The other day I was in my feelings about work and other things and it dawned on me to know what I’m worth. You shouldn’t be staying in places that you don’t feel valued or respected and that includes the workplace, relationships, friendships and so on. You shouldn’t be sitting around questioning yourself, doubting yourself, being miserable and just not happy. You should know what you deserve and not settle for anything less than that. I had to learn this the hard way and if people can’t understand it or respect your boundaries, it is okay to walk away from the situation. It is going to hurt but you’ll feel better in the long run.

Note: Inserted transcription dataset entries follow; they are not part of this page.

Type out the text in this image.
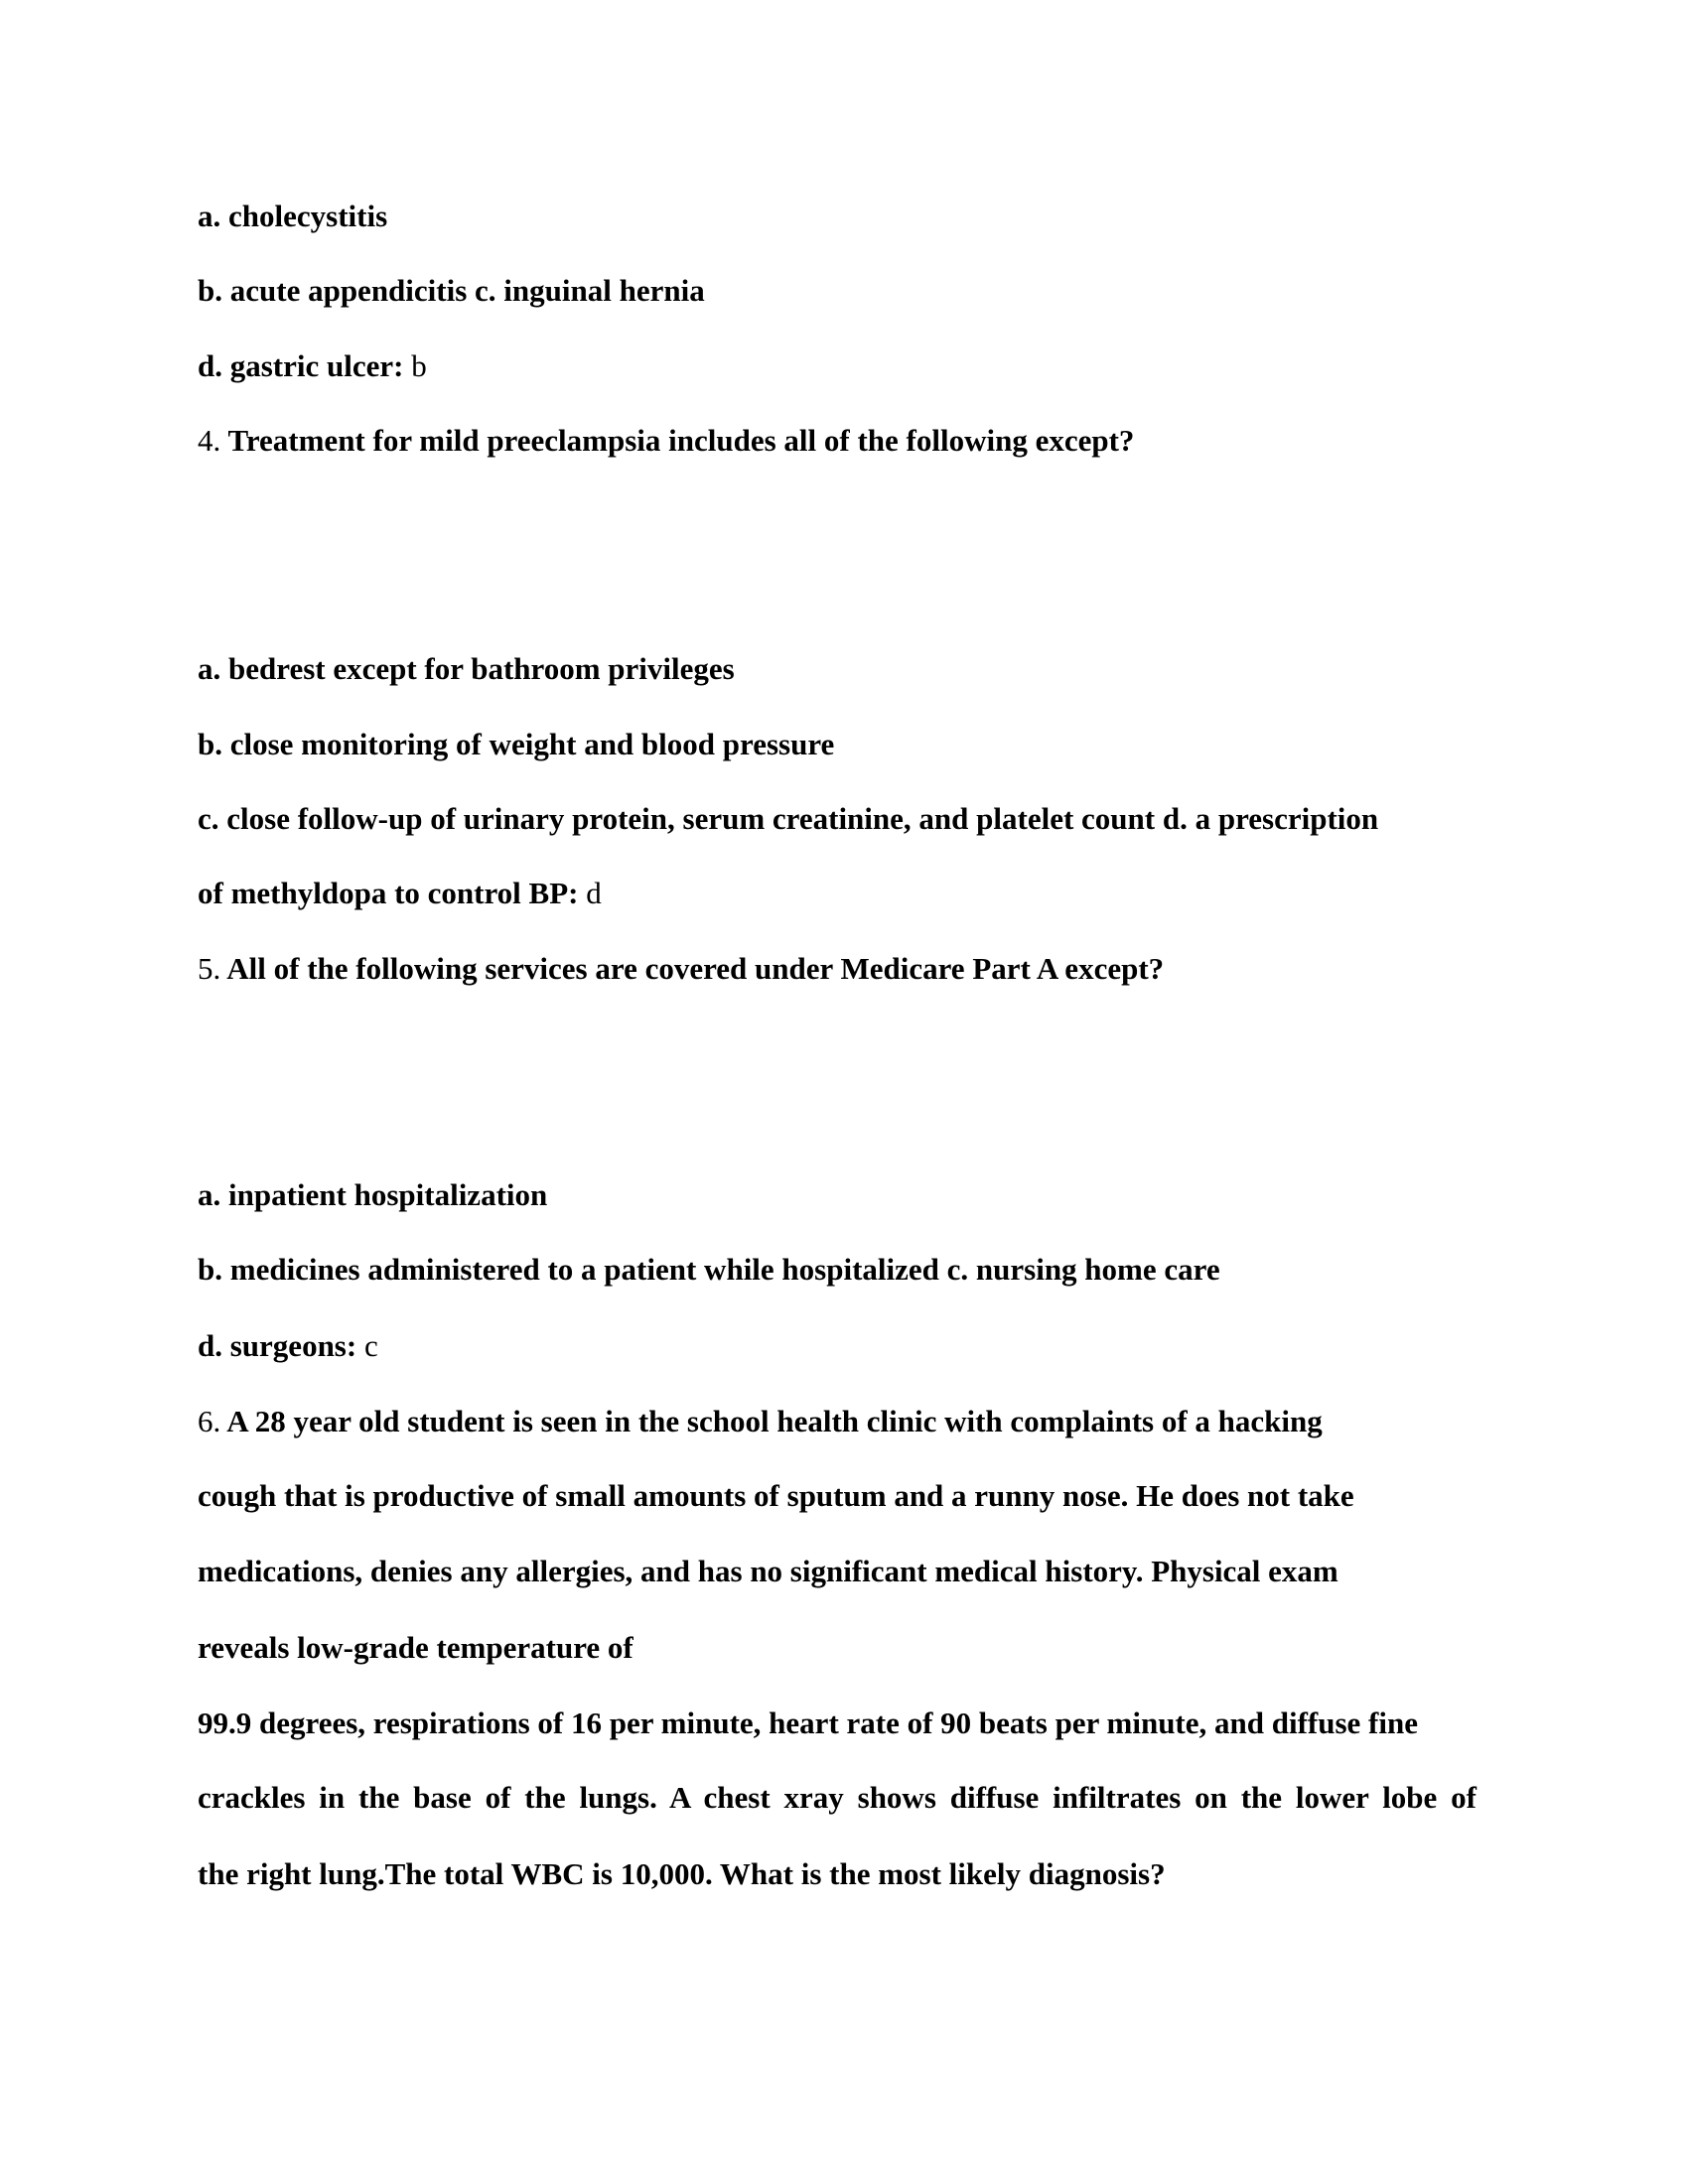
a. cholecystitis
b. acute appendicitis c. inguinal hernia
d. gastric ulcer: b
4. Treatment for mild preeclampsia includes all of the following except?
a. bedrest except for bathroom privileges
b. close monitoring of weight and blood pressure
c. close follow-up of urinary protein, serum creatinine, and platelet count d. a prescription
of methyldopa to control BP: d
5. All of the following services are covered under Medicare Part A except?
a. inpatient hospitalization
b. medicines administered to a patient while hospitalized c. nursing home care
d. surgeons: c
6. A 28 year old student is seen in the school health clinic with complaints of a hacking
cough that is productive of small amounts of sputum and a runny nose. He does not take
medications, denies any allergies, and has no significant medical history. Physical exam
reveals low-grade temperature of
99.9 degrees, respirations of 16 per minute, heart rate of 90 beats per minute, and diffuse fine
crackles in the base of the lungs. A chest xray shows diffuse infiltrates on the lower lobe of
the right lung.The total WBC is 10,000. What is the most likely diagnosis?
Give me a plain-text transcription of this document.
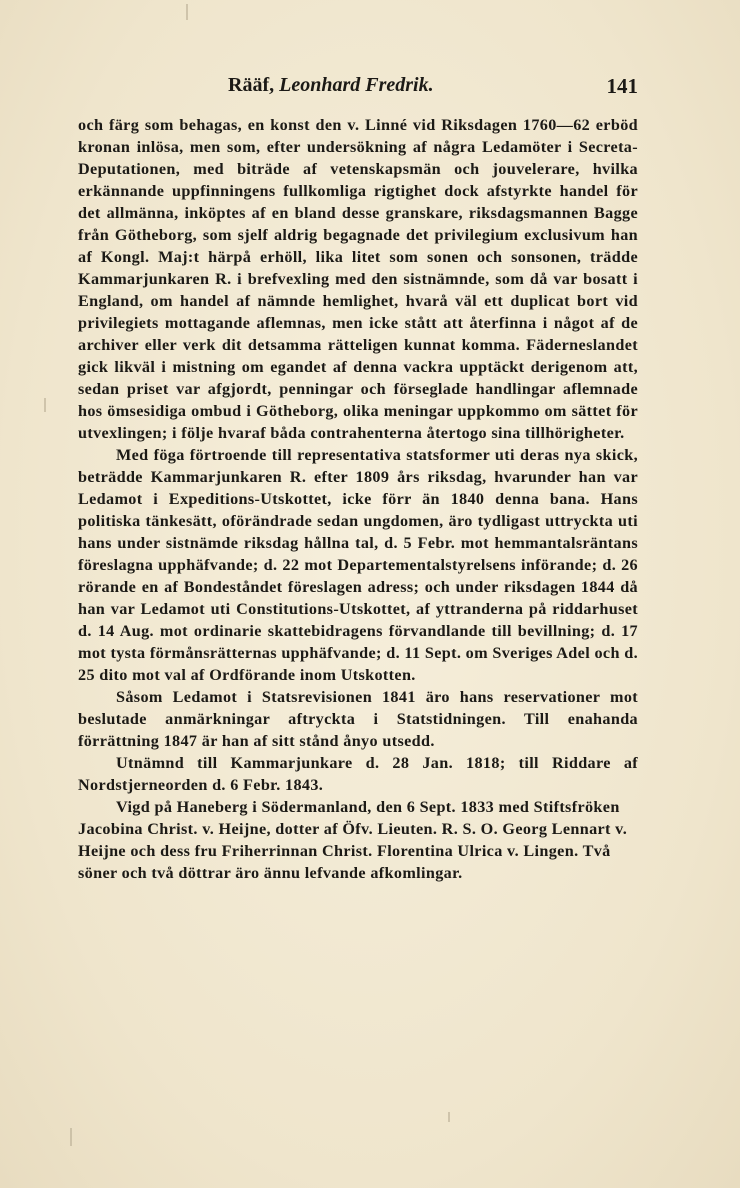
Rääf, Leonhard Fredrik.	141

och färg som behagas, en konst den v. Linné vid Riksdagen 1760—62 erböd kronan inlösa, men som, efter undersökning af några Ledamöter i Secreta-Deputationen, med biträde af vetenskapsmän och jouvelerare, hvilka erkännande uppfinningens fullkomliga rigtighet dock afstyrkte handel för det allmänna, inköptes af en bland desse granskare, riksdagsmannen Bagge från Götheborg, som sjelf aldrig begagnade det privilegium exclusivum han af Kongl. Maj:t härpå erhöll, lika litet som sonen och sonsonen, trädde Kammarjunkaren R. i brefvexling med den sistnämnde, som då var bosatt i England, om handel af nämnde hemlighet, hvarå väl ett duplicat bort vid privilegiets mottagande aflemnas, men icke stått att återfinna i något af de archiver eller verk dit detsamma rätteligen kunnat komma. Fäderneslandet gick likväl i mistning om egandet af denna vackra upptäckt derigenom att, sedan priset var afgjordt, penningar och förseglade handlingar aflemnade hos ömsesidiga ombud i Götheborg, olika meningar uppkommo om sättet för utvexlingen; i följe hvaraf båda contrahenterna återtogo sina tillhörigheter.

Med föga förtroende till representativa statsformer uti deras nya skick, beträdde Kammarjunkaren R. efter 1809 års riksdag, hvarunder han var Ledamot i Expeditions-Utskottet, icke förr än 1840 denna bana. Hans politiska tänkesätt, oförändrade sedan ungdomen, äro tydligast uttryckta uti hans under sistnämde riksdag hållna tal, d. 5 Febr. mot hemmantalsräntans föreslagna upphäfvande; d. 22 mot Departementalstyrelsens införande; d. 26 rörande en af Bondeståndet föreslagen adress; och under riksdagen 1844 då han var Ledamot uti Constitutions-Utskottet, af yttranderna på riddarhuset d. 14 Aug. mot ordinarie skattebidragens förvandlande till bevillning; d. 17 mot tysta förmånsrätternas upphäfvande; d. 11 Sept. om Sveriges Adel och d. 25 dito mot val af Ordförande inom Utskotten.

Såsom Ledamot i Statsrevisionen 1841 äro hans reservationer mot beslutade anmärkningar aftryckta i Statstidningen. Till enahanda förrättning 1847 är han af sitt stånd ånyo utsedd.

Utnämnd till Kammarjunkare d. 28 Jan. 1818; till Riddare af Nordstjerneorden d. 6 Febr. 1843.

Vigd på Haneberg i Södermanland, den 6 Sept. 1833 med Stiftsfröken Jacobina Christ. v. Heijne, dotter af Öfv. Lieuten. R. S. O. Georg Lennart v. Heijne och dess fru Friherrinnan Christ. Florentina Ulrica v. Lingen. Två söner och två döttrar äro ännu lefvande afkomlingar.
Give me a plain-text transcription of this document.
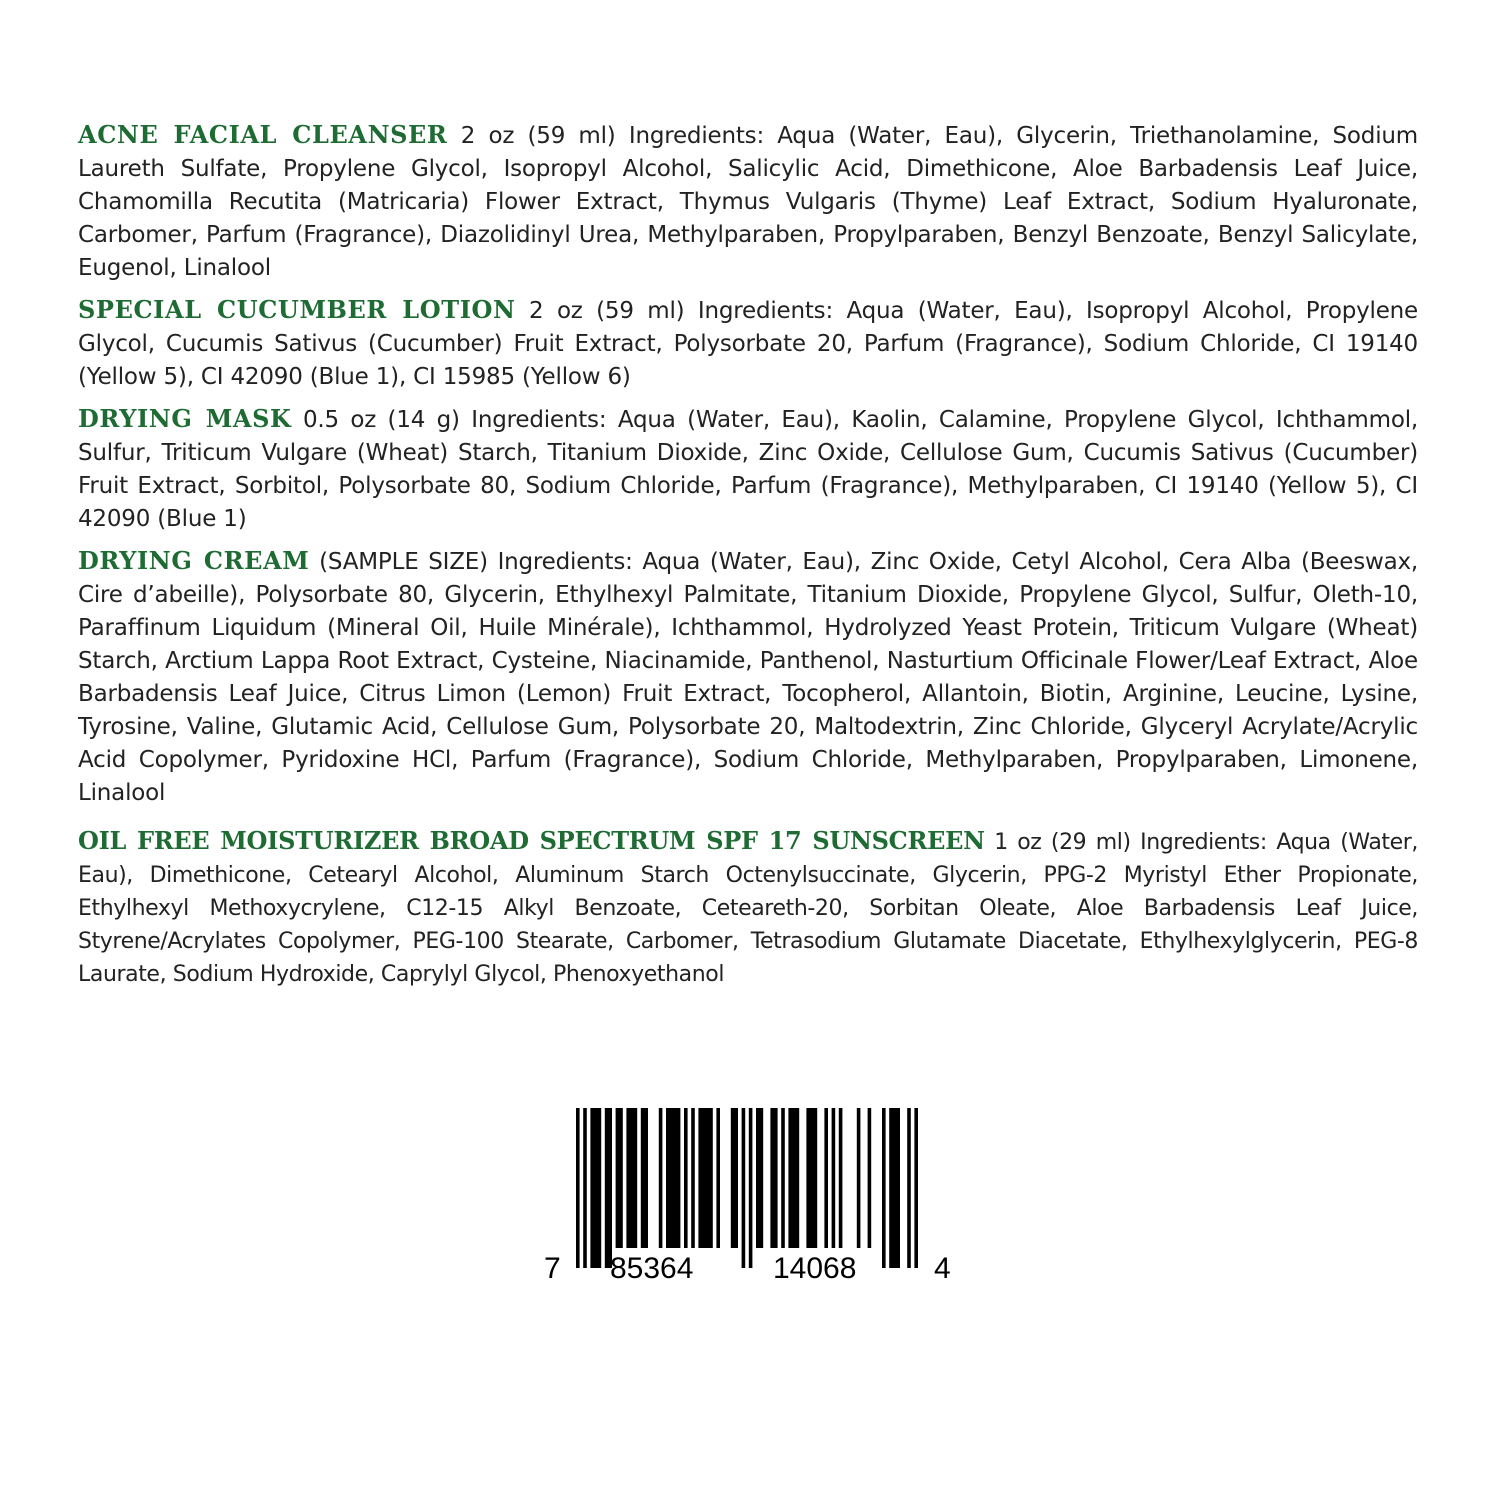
ACNE FACIAL CLEANSER 2 oz (59 ml) Ingredients: Aqua (Water, Eau), Glycerin, Triethanolamine, Sodium Laureth Sulfate, Propylene Glycol, Isopropyl Alcohol, Salicylic Acid, Dimethicone, Aloe Barbadensis Leaf Juice, Chamomilla Recutita (Matricaria) Flower Extract, Thymus Vulgaris (Thyme) Leaf Extract, Sodium Hyaluronate, Carbomer, Parfum (Fragrance), Diazolidinyl Urea, Methylparaben, Propylparaben, Benzyl Benzoate, Benzyl Salicylate, Eugenol, Linalool

SPECIAL CUCUMBER LOTION 2 oz (59 ml) Ingredients: Aqua (Water, Eau), Isopropyl Alcohol, Propylene Glycol, Cucumis Sativus (Cucumber) Fruit Extract, Polysorbate 20, Parfum (Fragrance), Sodium Chloride, CI 19140 (Yellow 5), CI 42090 (Blue 1), CI 15985 (Yellow 6)

DRYING MASK 0.5 oz (14 g) Ingredients: Aqua (Water, Eau), Kaolin, Calamine, Propylene Glycol, Ichthammol, Sulfur, Triticum Vulgare (Wheat) Starch, Titanium Dioxide, Zinc Oxide, Cellulose Gum, Cucumis Sativus (Cucumber) Fruit Extract, Sorbitol, Polysorbate 80, Sodium Chloride, Parfum (Fragrance), Methylparaben, CI 19140 (Yellow 5), CI 42090 (Blue 1)

DRYING CREAM (SAMPLE SIZE) Ingredients: Aqua (Water, Eau), Zinc Oxide, Cetyl Alcohol, Cera Alba (Beeswax, Cire d’abeille), Polysorbate 80, Glycerin, Ethylhexyl Palmitate, Titanium Dioxide, Propylene Glycol, Sulfur, Oleth-10, Paraffinum Liquidum (Mineral Oil, Huile Minérale), Ichthammol, Hydrolyzed Yeast Protein, Triticum Vulgare (Wheat) Starch, Arctium Lappa Root Extract, Cysteine, Niacinamide, Panthenol, Nasturtium Officinale Flower/Leaf Extract, Aloe Barbadensis Leaf Juice, Citrus Limon (Lemon) Fruit Extract, Tocopherol, Allantoin, Biotin, Arginine, Leucine, Lysine, Tyrosine, Valine, Glutamic Acid, Cellulose Gum, Polysorbate 20, Maltodextrin, Zinc Chloride, Glyceryl Acrylate/Acrylic Acid Copolymer, Pyridoxine HCl, Parfum (Fragrance), Sodium Chloride, Methylparaben, Propylparaben, Limonene, Linalool

OIL FREE MOISTURIZER BROAD SPECTRUM SPF 17 SUNSCREEN 1 oz (29 ml) Ingredients: Aqua (Water, Eau), Dimethicone, Cetearyl Alcohol, Aluminum Starch Octenylsuccinate, Glycerin, PPG-2 Myristyl Ether Propionate, Ethylhexyl Methoxycrylene, C12-15 Alkyl Benzoate, Ceteareth-20, Sorbitan Oleate, Aloe Barbadensis Leaf Juice, Styrene/Acrylates Copolymer, PEG-100 Stearate, Carbomer, Tetrasodium Glutamate Diacetate, Ethylhexylglycerin, PEG-8 Laurate, Sodium Hydroxide, Caprylyl Glycol, Phenoxyethanol

7 85364	14068	4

I spent a lot of time in places where I knew I deserved better but I got comfortable, didn’t know how to speak up or leave the situation. I am someone who doesn’t like confrontation or getting into arguments with people. I just get uncomfortable if I have to have those difficult conversations with people and honestly just let things go and never say anything. I know that is really bad but and I should know better. I started to distance myself from those people who weren’t being so supportive, were being shady and just not good energy. A simple conversation may have helped but not all friendships are made to last forever. There are some that are just for a season and some that are for lifetime and honestly it is okay to step away from those friendships that you feel is no longer serving you.
And big emphasis on knowing your worth in the workplace. I’ve stayed working somewhere not knowing that I was worth more and knew I deserved better. I just got comfortable and kept working because I needed the money and knew I just couldn’t walk away with no job and money saved to get me by for a while. It took such a toll on my mental health especially in my previous job and now where I’m currently working. I am just in the mindset that I have to work and keep showing up everyday because I have a family to support and I need this job. I have learned to take those mental health days or leave early because I am at my breaking point emotionally. I just can’t keep showing up broken and not fully into being somewhere because of the financial aspect. I know that I deserve to be somewhere I am respected, management actually cares and listens, they guide me into excelling with the company and also paid what I am worth. I know it is basically non existent to be in workplace that doesn’t have a toxic environment especially being a person of color. We are not always treated fairly and respected in the workplace and I wish things would change with that. Please do not stay in spaces where you don’t feel like you belong, you’re not being treated fairly and start doubting what you are worth.
Just know you deserve everything you work so hard for and should not settle for less. You know what you are worth and always stand by it. I know this is something I need to speak more into existence and believe but just wanted to get this message to you if you needed it.